Arrays were scanned, spot intensity analyzed with commercial software Image Quant v.5.0, data normalized, and a standardized, single data value was generated for each sample on the array. Additional quality control measures for antibody staining included evaluation of reference lysate staining by visual inspection of scanned images and examination of data analysis results for the positive and negative reference lysates.

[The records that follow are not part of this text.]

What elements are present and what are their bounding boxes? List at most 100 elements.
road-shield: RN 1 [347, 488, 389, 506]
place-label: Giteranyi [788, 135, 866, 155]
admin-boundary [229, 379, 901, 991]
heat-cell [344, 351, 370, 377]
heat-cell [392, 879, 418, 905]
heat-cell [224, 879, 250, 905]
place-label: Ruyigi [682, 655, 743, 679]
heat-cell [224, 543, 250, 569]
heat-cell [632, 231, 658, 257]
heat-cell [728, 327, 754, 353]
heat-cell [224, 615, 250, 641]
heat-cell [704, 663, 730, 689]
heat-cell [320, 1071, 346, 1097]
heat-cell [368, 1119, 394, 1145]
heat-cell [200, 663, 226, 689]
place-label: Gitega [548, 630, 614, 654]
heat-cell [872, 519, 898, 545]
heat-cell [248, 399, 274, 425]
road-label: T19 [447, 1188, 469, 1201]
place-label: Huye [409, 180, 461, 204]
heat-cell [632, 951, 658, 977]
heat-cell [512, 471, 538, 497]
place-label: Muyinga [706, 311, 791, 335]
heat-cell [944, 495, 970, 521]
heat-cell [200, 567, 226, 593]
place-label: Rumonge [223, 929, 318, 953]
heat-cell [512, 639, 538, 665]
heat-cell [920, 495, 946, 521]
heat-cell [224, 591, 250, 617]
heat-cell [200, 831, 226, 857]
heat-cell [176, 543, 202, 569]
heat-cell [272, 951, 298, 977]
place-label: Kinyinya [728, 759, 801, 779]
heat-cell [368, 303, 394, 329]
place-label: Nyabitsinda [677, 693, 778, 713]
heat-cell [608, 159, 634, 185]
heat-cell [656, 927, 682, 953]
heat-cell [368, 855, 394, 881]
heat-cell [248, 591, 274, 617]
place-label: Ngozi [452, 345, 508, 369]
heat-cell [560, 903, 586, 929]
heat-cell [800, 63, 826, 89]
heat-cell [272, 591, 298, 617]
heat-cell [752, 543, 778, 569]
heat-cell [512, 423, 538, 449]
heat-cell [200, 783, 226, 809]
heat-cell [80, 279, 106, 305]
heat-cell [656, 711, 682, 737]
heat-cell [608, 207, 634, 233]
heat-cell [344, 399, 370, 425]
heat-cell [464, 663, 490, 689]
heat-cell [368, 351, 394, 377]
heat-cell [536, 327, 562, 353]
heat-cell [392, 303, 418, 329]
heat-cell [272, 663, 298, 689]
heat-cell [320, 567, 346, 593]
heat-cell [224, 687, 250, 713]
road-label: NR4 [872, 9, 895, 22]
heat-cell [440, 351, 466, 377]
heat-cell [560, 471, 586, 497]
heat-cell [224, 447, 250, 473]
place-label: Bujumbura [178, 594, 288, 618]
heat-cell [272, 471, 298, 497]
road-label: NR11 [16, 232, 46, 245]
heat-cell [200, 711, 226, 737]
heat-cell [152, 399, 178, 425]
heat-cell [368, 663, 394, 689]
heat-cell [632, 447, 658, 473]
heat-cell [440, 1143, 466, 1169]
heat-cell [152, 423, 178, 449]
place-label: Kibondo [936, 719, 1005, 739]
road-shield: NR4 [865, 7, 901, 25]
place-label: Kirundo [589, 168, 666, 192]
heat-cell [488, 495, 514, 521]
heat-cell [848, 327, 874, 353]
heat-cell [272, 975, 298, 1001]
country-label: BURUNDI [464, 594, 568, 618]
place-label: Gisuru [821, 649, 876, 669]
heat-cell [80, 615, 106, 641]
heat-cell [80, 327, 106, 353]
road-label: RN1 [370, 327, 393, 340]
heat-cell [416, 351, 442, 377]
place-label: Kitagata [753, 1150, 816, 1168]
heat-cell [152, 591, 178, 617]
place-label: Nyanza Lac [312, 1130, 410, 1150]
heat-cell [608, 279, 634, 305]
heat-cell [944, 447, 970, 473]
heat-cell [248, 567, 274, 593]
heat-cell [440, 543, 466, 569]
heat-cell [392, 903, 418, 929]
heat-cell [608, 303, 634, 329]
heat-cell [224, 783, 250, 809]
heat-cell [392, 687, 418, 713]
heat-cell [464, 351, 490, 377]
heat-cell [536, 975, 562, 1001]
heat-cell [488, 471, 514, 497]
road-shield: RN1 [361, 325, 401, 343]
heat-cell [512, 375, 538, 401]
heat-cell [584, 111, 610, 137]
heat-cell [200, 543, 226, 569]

Arterial tissues were obtained from explanted hearts from nine patients recruited as subjects for heart transplantation at the University of Colorado Anschutz Medical Campus. Tissues were collected under the Human Heart Tissue Bank protocol (COMIRB 01-568 PI P. Buttrick, Chief Cardiology Division; co-I for vascular studies K. Moulton). All appropriate informed consent was received from subjects and confirmation was obtained that they were aware that their samples would be used in research. For artery harvest, immediately after explant, left and right, left anterior descending, left marginal, and left circumflex coronary arteries as well as aortic tissues were dissected from diseased hearts, cleaned of fatty and cardiac muscle tissues, and processed for histology; a total of 24 individual vessels were analysed. After histological processing and haematoxylin and eosin staining, vascular sections were reviewed by Dr Moulton and characterized based on relative size of atheroma, presence of plaque neovascularization, composition of cells, lipid and matrix and media attenuation. De-coded and de-identified arterial tissues sections were obtained from Dr Moulton and were immunohistochemically or immunofluorescently stained for PTEN; patient clinical data were not available for these tissues. For immunohistochemistry, formalin-fixed, paraffin-embedded tissues were deparaffinized, rehydrated and underwent antigen retrieval by heating for 20 min at 100 °C in a decloaking chamber (Biocare). Antigen/antibody complexes were visualized using kits from Vector Laboratories and sections lightly counterstained with haematoxylin. Sections were imaged using an Olympus BX41 microscope equipped with SPOT software. Antibody used was monoclonal anti-PTEN (1:100; Cascade Bioscience, Winchester, MA). For immunofluorescent double staining, tissues were pre-treated as described above and sequentially incubated with a polyclonal anti-PTEN antibody (1:50; Millipore) followed by incubation with a cy3-conjugated monoclonal anti-αSMA antibody (Sigma). To detect PTEN expression, a TSA Biotin amplification system was used (Perkin Elmer). Briefly, following incubation with anti-PTEN, sections were sequentially incubated with secondary biotinylated anti-rabbit IgG (1:400), HRP-conjugated Streptavidin (1:100), BiotinylTyramide (1:50) and Alexa-488-conjugated Streptavidin. Sections were imaged using a laser-scanning confocal microscope (510 META NLO) and analysed using LSM 510 software.